Fireplace & Generator Safety Tips Due to Recent House Fires

Fireplace & Generator Safety Tips 
Due to Recent House Fires

MERIDIAN TOWNSHIP - Meridian Township EMS/Fire Chief Fred Cowper recently reported that four house fires occurred in Meridian Township on Christmas Eve leaving one home devastated. All incidents were related to improper use of a fireplace or generator.

“A lot of fireplaces aren't designed to heat your home, especially for a long period of time,” said Mark Hornberger, Meridian Township’s Fire Inspector. “Residents need to research their heating equipment and know its limitations.”

According to the National Fire Prevention Association, heating equipment is a leading cause of home fire deaths. Almost half of home heating equipment fires are reported during the months of December, January, and February. NFPA offers these offers these safety tips when heating your home:

• Keep anything that can burn at least three feet away from heating equipment, such as the furnace, fireplace, wood stove, or portable heater.

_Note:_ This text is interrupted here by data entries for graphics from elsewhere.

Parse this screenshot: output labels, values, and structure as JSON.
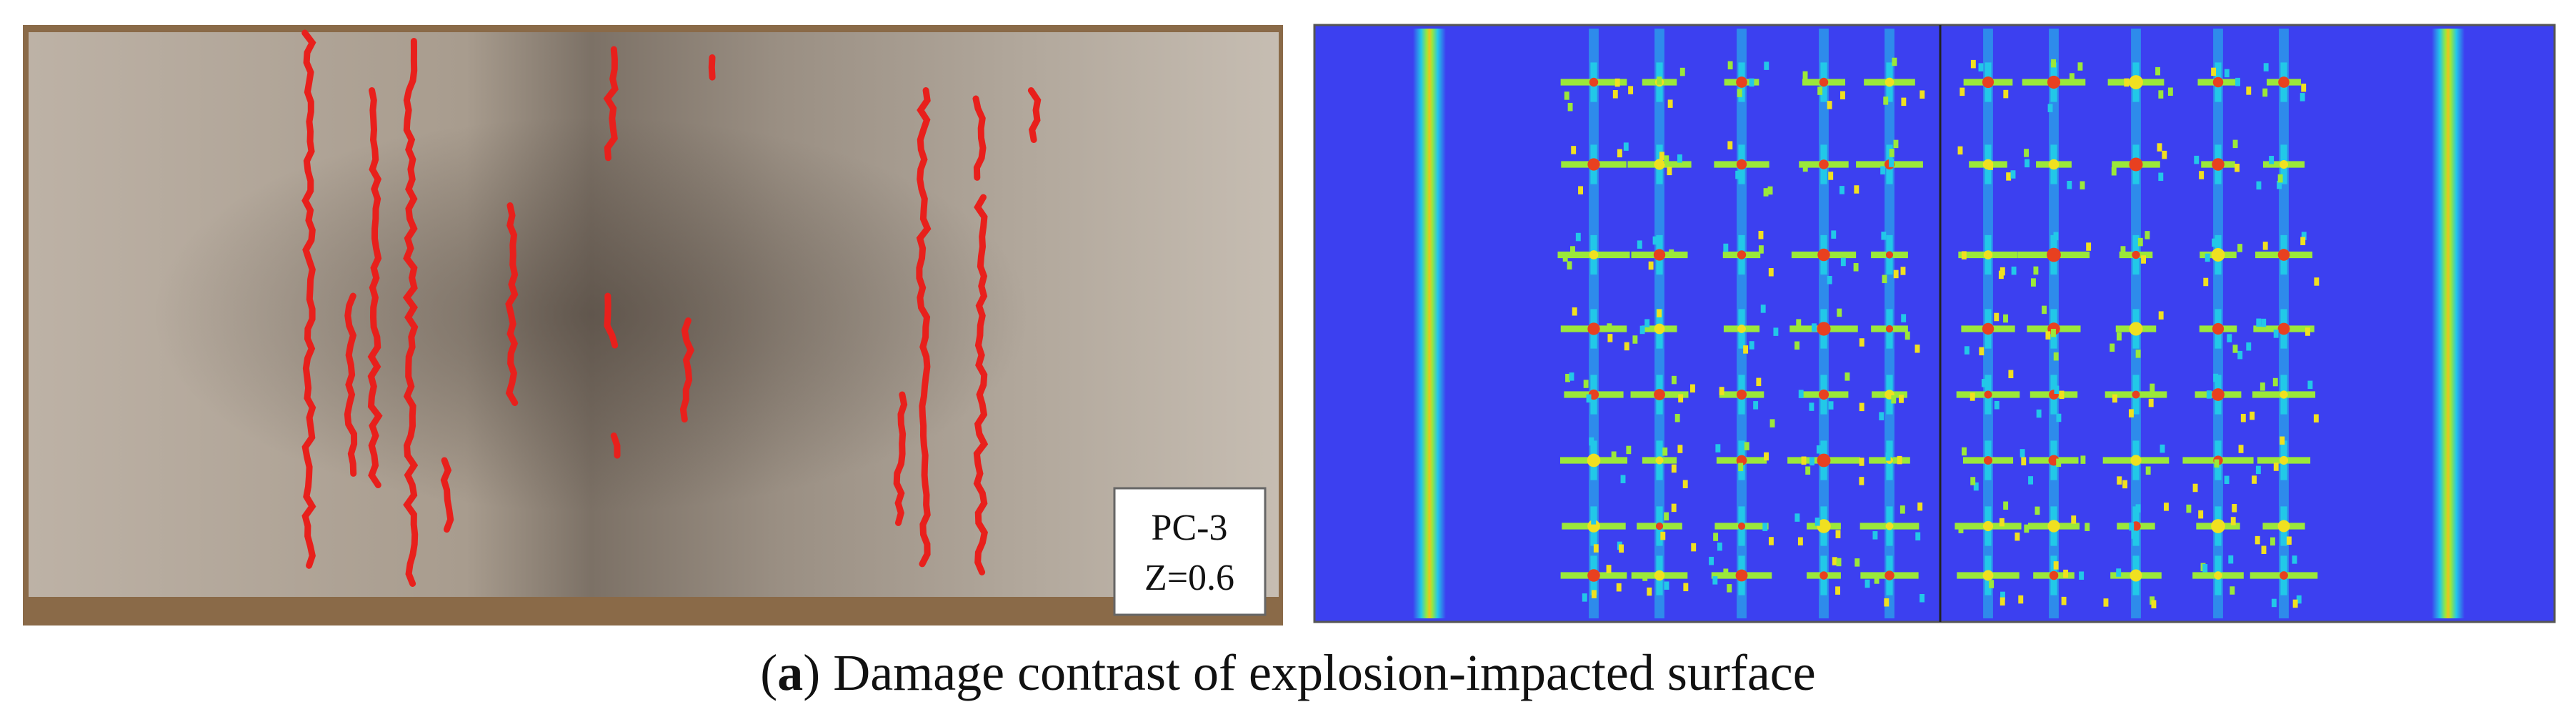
{
  "photo": {
    "specimen": "PC-3",
    "scaled_distance": "Z=0.6"
  },
  "caption": {
    "label_open": "(",
    "label": "a",
    "label_close": ")",
    "text": "Damage contrast of explosion-impacted surface"
  }
}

• Only use heating equipment that has the label of a recognized testing laboratory.

• Never use your oven for heating.

• Have a qualified professional install stationary space heating equipment, water heaters or central heating equipment according to the local codes and manufacturer’s instructions.

• Maintain heating equipment and chimneys by having them cleaned and inspected annually by a qualified professional.

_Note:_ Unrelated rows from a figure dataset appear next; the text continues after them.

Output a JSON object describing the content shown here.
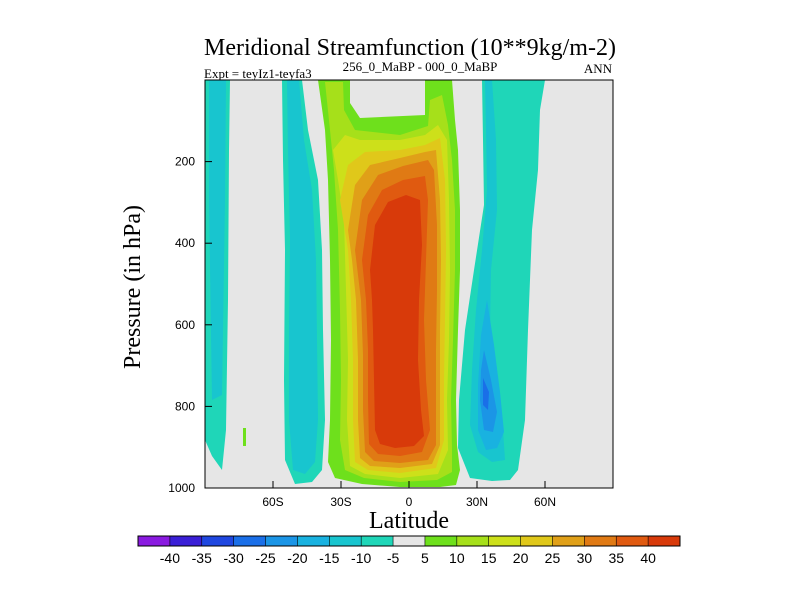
{
  "chart_data": {
    "type": "contour",
    "title": "Meridional Streamfunction (10**9kg/m-2)",
    "subtitle_left": "Expt = teyIz1-teyfa3",
    "subtitle_center": "256_0_MaBP - 000_0_MaBP",
    "subtitle_right": "ANN",
    "xlabel": "Latitude",
    "ylabel": "Pressure (in hPa)",
    "xlim": [
      -90,
      90
    ],
    "ylim": [
      1000,
      0
    ],
    "x_ticks": [
      {
        "value": -60,
        "label": "60S"
      },
      {
        "value": -30,
        "label": "30S"
      },
      {
        "value": 0,
        "label": "0"
      },
      {
        "value": 30,
        "label": "30N"
      },
      {
        "value": 60,
        "label": "60N"
      }
    ],
    "y_ticks": [
      {
        "value": 200,
        "label": "200"
      },
      {
        "value": 400,
        "label": "400"
      },
      {
        "value": 600,
        "label": "600"
      },
      {
        "value": 800,
        "label": "800"
      },
      {
        "value": 1000,
        "label": "1000"
      }
    ],
    "colorbar": {
      "labels": [
        "-40",
        "-35",
        "-30",
        "-25",
        "-20",
        "-15",
        "-10",
        "-5",
        "5",
        "10",
        "15",
        "20",
        "25",
        "30",
        "35",
        "40"
      ],
      "colors": [
        "#8a1ae0",
        "#3a1fd6",
        "#1f47e0",
        "#1a6fe8",
        "#1b95e6",
        "#19b2e0",
        "#18c5cf",
        "#1fd6b8",
        "#e6e6e6",
        "#6ee01c",
        "#a6e01a",
        "#cde01a",
        "#e0c81a",
        "#e0a018",
        "#e07a14",
        "#e05a10",
        "#d83a0a"
      ]
    },
    "features": [
      {
        "name": "central positive cell (Hadley)",
        "center_lat": -10,
        "center_p": 550,
        "max_value": 40
      },
      {
        "name": "northern negative cell",
        "center_lat": 33,
        "center_p": 780,
        "min_value": -30
      },
      {
        "name": "southern negative band",
        "center_lat": -50,
        "center_p": 600,
        "min_value": -10
      },
      {
        "name": "south polar negative band",
        "center_lat": -81,
        "center_p": 500,
        "min_value": -10
      }
    ]
  }
}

• Turn portable heaters off when leaving the room or going to bed.

• For fuel burning space heaters, always use the proper fuel as specified by the manufacturer.

• Make sure the fireplace has a sturdy screen to prevent sparks from flying into the room and burn only dry, seasoned wood. Allow ashes to cool before disposing in a metal container, which is kept a safe distance from the home.

• For wood burning stoves, install chimney connectors and chimneys following manufacturer’s instructions or have a professional do the installation.

• Make sure all fuel-burning equipment is vented to the outside to avoid carbon monoxide poisoning.

• Install and maintain carbon monoxide (CO) alarms to avoid the risk of CO poisoning.

• If you smell gas in your gas heater, do not attempt to light the appliance. Turn off all the controls and open doors and windows. Call a gas service person.

• Test smoke alarms at least monthly.

According to the U.S. Fire Administration, the misuse of wood stoves, portable space heaters and kerosene heaters are especially common risks of fires in rural areas. An estimated 900 portable heater fires in residential buildings are reported to U.S. fire departments each year and cause 70 deaths, 150 injuries and $53 million in property loss.

Fire Inspector Hornberger also says it is important to have an escape plan just in case something happens and you need to get out of your home. The NFPA reports that while 71% of Americans have an escape plan, only 47% of those have practiced it.